Мне хочется остаться, даже сильнее, чем уйти. Но все же… Это не твой выход, и я отхожу, поначалу странно пятясь, не в силах просто отвернуться от тебя. И от того Яков, оказавшийся рядом, меня почти пугает.
— Эй! Ты подкрался! — реагирую я мгновенно.
— Нет, просто ты был… слишком в себе. Юра, иди уже, Лилия ждет. Тебе не нужно смотреть и пора уже подумать о программе. Пожалуйста. Это ведь… все еще важно?
Вопрос Якова меня потрясает, но не заставляет задуматься:
— Конечно, — отрезаю я, и вот теперь возвращаюсь в коридор.
Он… ужасно узкий. А Лилия мгновенно берет меня в оборот, беззастенчиво, открывая дверь мужской раздевалки и командуя:
— Олимпийку прочь. Сейчас закрепим подтяжки, потом… Раз Отабек не успел, я все же причешу тебя, точнее… начешу, я и лак прихватила.
Я таращусь на Лилию, слыша этот ее обычный текст, но словно совсем иным. И, кажется, давлю улыбку, закусываю ее, но не делаю и жеста. И Лилия сама тянет вниз молнию моей олимпийки:
— Плисецкий, отомри. Что ты застыл?
— Я… просто думаю о тебе. О том, как мы пекли плюшки, когда приезжал Яков.
Лилия вдруг краснеет и прикрывает глаза:
— Нашел о чем вспомнить. Юра, ты…
— Это имеет прямое отношение к программе, как мне кажется, — вдруг перебиваю ее я.
— Плюшки? — Лилия очень выразительно поднимает бровь.
— Да нет же… Ты… То, как ты их пекла.
— Ты, кажется, бредишь… — выдает Лилия.
Лилия не желает думать об этом и не готова… она вдруг совершенно не готова к такому Юре и его неожиданным, запрятанным в уголках губ улыбкам.
— Юра, стой ровно! — требует она, уже оправляя рубашку, и закрепляя подтяжки.
А потом сама подает олимпийку, и Юра надевает ее, застегивая под горло: теперь под ней его тайна.
Лилия так странно сейчас ее с ним разделяет. Как разделяла всегда. Ей понятны даже загоны Юры о том, что никто не должен видеть костюм до выхода на сцену. Лилия всегда считала также.

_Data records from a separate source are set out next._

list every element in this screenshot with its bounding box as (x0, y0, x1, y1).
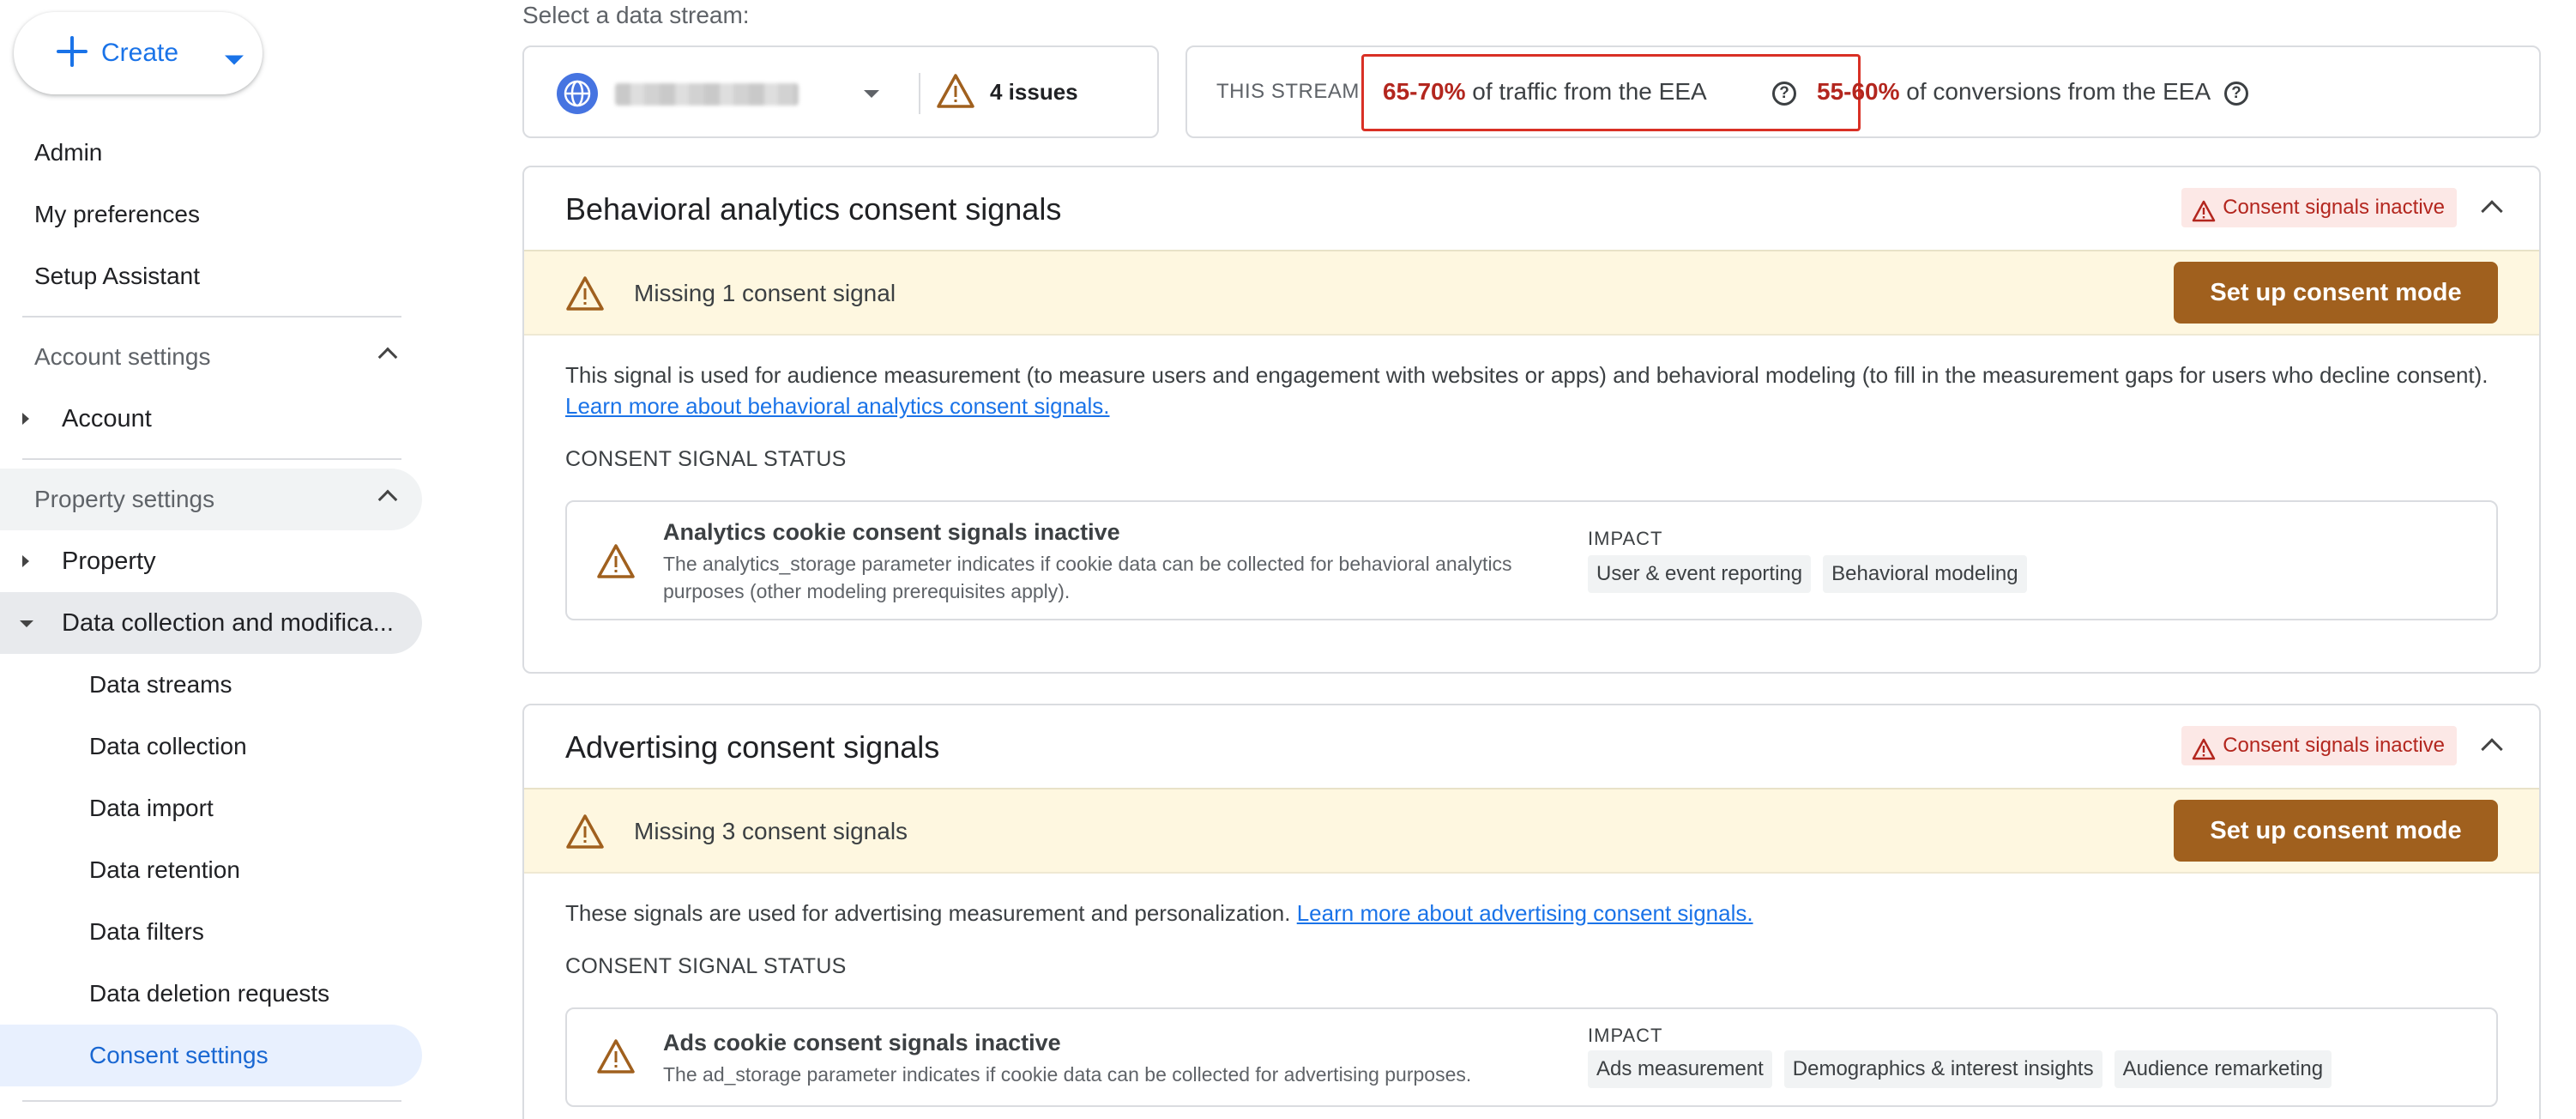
main-content: Select a data stream: 4 issues detected … (480, 0, 2576, 1119)
globe-icon (557, 73, 598, 114)
learn-more-link[interactable]: Learn more about advertising consent sig… (1297, 900, 1753, 926)
collapse-chevron-icon[interactable] (2481, 738, 2503, 760)
signal-card: Analytics cookie consent signals inactiv… (565, 500, 2498, 620)
status-badge: Consent signals inactive (2181, 726, 2457, 765)
sidebar: Create Admin My preferences Setup Assist… (0, 0, 437, 1119)
this-stream-stats: THIS STREAM 65-70% of traffic from the E… (1185, 45, 2541, 138)
behavioral-analytics-section: Behavioral analytics consent signals Con… (522, 166, 2541, 674)
section-title: Behavioral analytics consent signals (565, 191, 1062, 227)
warning-icon (565, 814, 605, 854)
this-stream-label: THIS STREAM (1216, 80, 1360, 103)
tree-item-label: Data collection and modifica... (62, 609, 394, 637)
impact-chip: Ads measurement (1588, 1050, 1772, 1088)
sidebar-divider (22, 316, 401, 318)
consent-signal-status-label: CONSENT SIGNAL STATUS (565, 954, 847, 978)
triangle-right-icon (22, 413, 29, 425)
stream-name-redacted (615, 83, 799, 106)
impact-chip: Behavioral modeling (1823, 555, 2027, 593)
warning-icon (596, 1038, 636, 1079)
stream-selector[interactable]: 4 issues detected (522, 45, 1159, 194)
warning-icon (936, 73, 975, 113)
sub-item-data-deletion-requests[interactable]: Data deletion requests (0, 963, 422, 1025)
consent-signal-status-label: CONSENT SIGNAL STATUS (565, 447, 847, 471)
collapse-chevron-icon[interactable] (2481, 200, 2503, 222)
status-badge-label: Consent signals inactive (2223, 734, 2445, 757)
learn-more-link[interactable]: Learn more about behavioral analytics co… (565, 393, 1110, 419)
warning-icon (2192, 197, 2216, 236)
section-description: This signal is used for audience measure… (565, 360, 2504, 421)
signal-title: Analytics cookie consent signals inactiv… (663, 519, 1120, 545)
caret-down-icon (225, 55, 244, 65)
traffic-percent: 65-70% (1383, 78, 1466, 105)
description-text: This signal is used for audience measure… (565, 362, 2489, 388)
impact-chip: Demographics & interest insights (1783, 1050, 2102, 1088)
sub-item-data-collection[interactable]: Data collection (0, 716, 422, 777)
sub-item-data-import[interactable]: Data import (0, 777, 422, 839)
sub-item-data-retention[interactable]: Data retention (0, 839, 422, 901)
triangle-right-icon (22, 555, 29, 567)
tree-item-account[interactable]: Account (0, 388, 422, 450)
tree-item-label: Account (62, 405, 152, 432)
nav-item-setup-assistant[interactable]: Setup Assistant (34, 251, 200, 302)
status-badge: Consent signals inactive (2181, 188, 2457, 227)
set-up-consent-mode-button[interactable]: Set up consent mode (2174, 262, 2498, 324)
dropdown-caret-icon[interactable] (864, 90, 879, 98)
impact-chip: User & event reporting (1588, 555, 1812, 593)
sub-item-data-filters[interactable]: Data filters (0, 901, 422, 963)
account-settings-label: Account settings (34, 343, 211, 370)
sidebar-divider (22, 458, 401, 460)
warning-icon (596, 543, 636, 584)
tree-item-data-collection-and-modification[interactable]: Data collection and modifica... (0, 592, 422, 654)
property-settings-label: Property settings (34, 486, 215, 512)
help-icon[interactable]: ? (1772, 82, 1796, 106)
warning-icon (565, 275, 605, 316)
missing-signal-banner: Missing 3 consent signals Set up consent… (524, 788, 2539, 874)
missing-signal-banner: Missing 1 consent signal Set up consent … (524, 250, 2539, 336)
impact-label: IMPACT (1588, 528, 1663, 549)
plus-icon (57, 36, 87, 67)
sidebar-divider (22, 1100, 401, 1102)
vertical-divider (919, 73, 920, 114)
banner-text: Missing 1 consent signal (634, 280, 896, 306)
triangle-down-icon (20, 620, 33, 627)
signal-description: The ad_storage parameter indicates if co… (663, 1063, 1472, 1086)
property-settings-header[interactable]: Property settings (0, 469, 422, 530)
chevron-up-icon (377, 347, 398, 367)
sub-item-data-streams[interactable]: Data streams (0, 654, 422, 716)
description-text: These signals are used for advertising m… (565, 900, 1291, 926)
sub-item-consent-settings[interactable]: Consent settings (0, 1025, 422, 1086)
signal-card: Ads cookie consent signals inactive The … (565, 1007, 2498, 1107)
impact-label: IMPACT (1588, 1025, 1663, 1046)
warning-icon (2192, 735, 2216, 774)
conversions-text: of conversions from the EEA (1906, 78, 2211, 105)
create-button-label: Create (101, 39, 179, 67)
banner-text: Missing 3 consent signals (634, 818, 908, 844)
set-up-consent-mode-button[interactable]: Set up consent mode (2174, 800, 2498, 862)
section-title: Advertising consent signals (565, 729, 940, 765)
traffic-stat: 65-70% of traffic from the EEA (1383, 47, 1707, 136)
nav-item-my-preferences[interactable]: My preferences (34, 189, 200, 240)
advertising-section: Advertising consent signals Consent sign… (522, 704, 2541, 1119)
impact-chip: Audience remarketing (2114, 1050, 2332, 1088)
nav-item-admin[interactable]: Admin (34, 127, 102, 178)
create-button[interactable]: Create (14, 12, 262, 94)
stream-select-label: Select a data stream: (522, 2, 750, 28)
section-description: These signals are used for advertising m… (565, 898, 2504, 928)
conversions-stat: 55-60% of conversions from the EEA (1817, 47, 2211, 136)
tree-item-label: Property (62, 547, 156, 575)
signal-description: The analytics_storage parameter indicate… (663, 553, 1512, 602)
impact-chips: User & event reporting Behavioral modeli… (1588, 555, 2027, 593)
chevron-up-icon (377, 489, 398, 510)
tree-item-property[interactable]: Property (0, 530, 422, 592)
status-badge-label: Consent signals inactive (2223, 196, 2445, 219)
traffic-text: of traffic from the EEA (1472, 78, 1707, 105)
conversions-percent: 55-60% (1817, 78, 1900, 105)
account-settings-header[interactable]: Account settings (0, 326, 422, 388)
impact-chips: Ads measurement Demographics & interest … (1588, 1050, 2332, 1088)
help-icon[interactable]: ? (2224, 82, 2248, 106)
signal-title: Ads cookie consent signals inactive (663, 1030, 1061, 1055)
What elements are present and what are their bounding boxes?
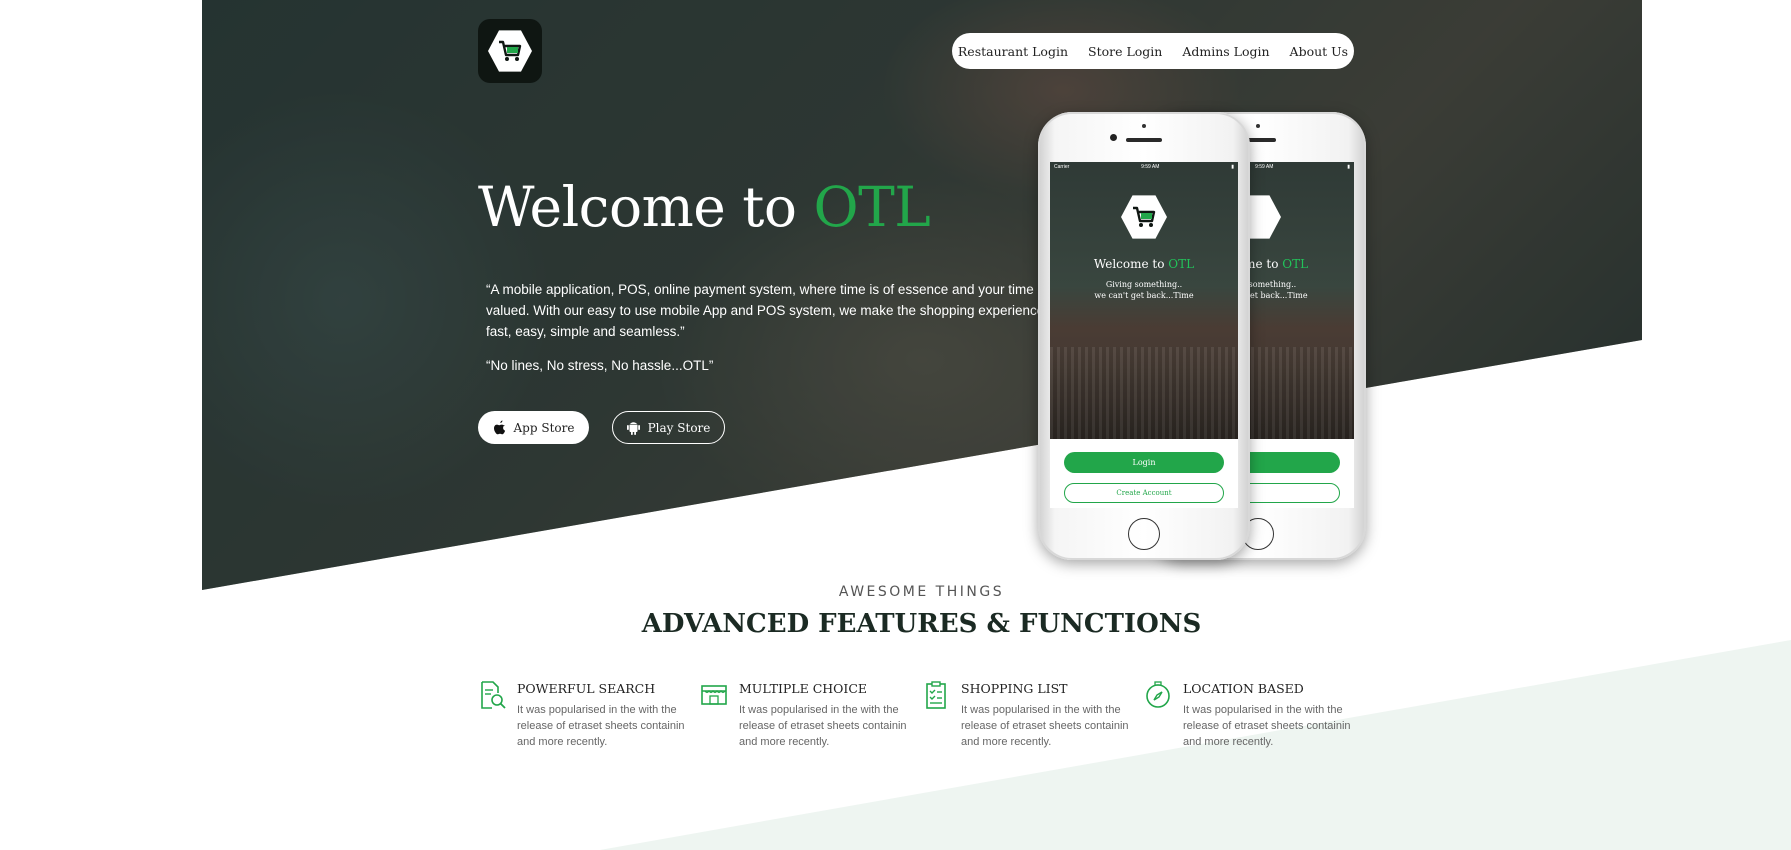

Она подталкивает Юру к скамейке и теперь принимается за укладку. Это нравится ей меньше косичек, зато волосы у Юры легкие и послушные, они быстро обретают форму и теперь парят вокруг лица. Лилия знает, что ангелов с такими лицами не бывает и чуть усмехается:
— Знаешь, меня тоже звали ангелом…
— А что случилось потом? — спрашиваю я с неподдельным интересом.
— А потом я встретила Якова. До того он был просто кумиром и мечтой.
И я просто открываю рот, но Лилия уходит от обсуждений:
— Я принесла тебе плеер, будешь слушать?
— Да, — сразу соглашаюсь я.
Мы возвращаемся в коридор, я вставляю наушники в уши и увеличиваю громкость до полной. Глаза закрывать не нужно, я легко ускользаю из реальности, но… это больше не одиночество в толпе. Это просто я, мои чувства и мои воспоминания. Я подпираю собой стену, выбивая ритм ногой, а Лилия стоит рядом. Я впервые так сильно замечаю ее, хотя она делала так всегда. А потом музыка уносит меня так далеко… и так близко — к тебе.